L’amour, selon la représentante du féminisme queer afro-américain, est un acte politique et la joie de cette combattante est une arme exposée au Grand Palais.

Odalisque ©J2M

L’exposition monographique du Grand Palais en 2026 [1], traduit la pensée radicale de Mickalene Thomas en de multiples médias. Reconnue à l’international pour sa pratique multidimensionnelle, cette Américaine née en 1971 à New York, explore la visibilité et la représentation des femmes noires dans l’art, l’histoire et la culture populaire. À travers une synthèse vibrante mêlant peinture, collage, photographie, vidéo et installation, elle réinvente le portrait classique dans une perspective queer et féministe noire.
Au cœur du travail de Mickalene Thomas se trouve l’amour, en tant que force de libération, d’affirmation de soi et de joie. Non pas le sentiment, le pouvoir de l’amour dans sa capacité à transformer la vie personnelle et collective.
S’inspirant du texte fondateur de l’universitaire et militante Gloria Jean Watkins, connue sous son nom de plume bell hooks[1] ( « All About Love : New Visions » (1999), Mickalene Thomas traduit visuellement la théorie du black feminism.

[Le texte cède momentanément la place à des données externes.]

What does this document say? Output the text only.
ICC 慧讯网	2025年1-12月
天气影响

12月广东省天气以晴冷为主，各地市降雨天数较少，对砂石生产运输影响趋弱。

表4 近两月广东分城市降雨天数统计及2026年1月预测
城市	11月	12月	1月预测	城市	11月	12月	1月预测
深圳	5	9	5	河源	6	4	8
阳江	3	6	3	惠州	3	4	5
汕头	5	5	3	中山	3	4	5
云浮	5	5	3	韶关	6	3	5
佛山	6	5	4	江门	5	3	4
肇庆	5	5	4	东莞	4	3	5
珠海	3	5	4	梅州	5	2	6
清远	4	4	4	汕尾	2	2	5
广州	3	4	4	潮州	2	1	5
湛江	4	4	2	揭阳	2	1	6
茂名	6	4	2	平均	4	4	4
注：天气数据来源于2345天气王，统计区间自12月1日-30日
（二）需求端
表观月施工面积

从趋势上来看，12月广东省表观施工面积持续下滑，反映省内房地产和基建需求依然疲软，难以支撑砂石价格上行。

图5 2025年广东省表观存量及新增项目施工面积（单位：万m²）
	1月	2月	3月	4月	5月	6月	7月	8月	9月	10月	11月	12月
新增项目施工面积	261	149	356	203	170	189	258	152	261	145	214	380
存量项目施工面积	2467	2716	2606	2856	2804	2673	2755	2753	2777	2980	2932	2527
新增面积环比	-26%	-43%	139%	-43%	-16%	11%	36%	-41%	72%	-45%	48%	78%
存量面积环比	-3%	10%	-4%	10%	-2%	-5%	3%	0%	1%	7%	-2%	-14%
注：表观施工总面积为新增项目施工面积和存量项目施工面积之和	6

Il y a dans le travail de Mickalene Thomas quelque chose qui ressemble à une évidence et qui, pourtant, ne cesse de déranger. Des peintures monumentales, des femmes noires aux regards francs qui vous fixent sans ciller, des corps couverts de strass qui accrochent la lumière, des salons reconstitués avec moquette épaisse, platines de disques et bibelots kitsch, des images issues de magazines des années 1950 repeintes, agrandies, recouvertes de verre teinté. Au premier regard : de la séduction répétitive, de la couleur, du bling-bling assumé. Au deuxième : tout autre chose. Un travail minutieux de démontage et de recomposition de représentations — celles de la femme noire dans l’histoire de l’art occidental et dans la société américaine — qui constitue, depuis vingt ans, l’un des projets artistiques les plus cohérents de la scène contemporaine.

Une certaine idée de l’amour, un acte politique

Din avec la main dans le miroir et jupe rouge © J2M

Pour elle, l’amour, c’est :
• Rendre visibles des corps historiquement fétichisés ou invisibilisés.
• Glorifier les femmes noires comme déesses contemporaines.
• Transformer la joie en acte militant.
À rebours d’un art uniquement dénonciateur, Mickalene Thomas revendique la joie comme arme.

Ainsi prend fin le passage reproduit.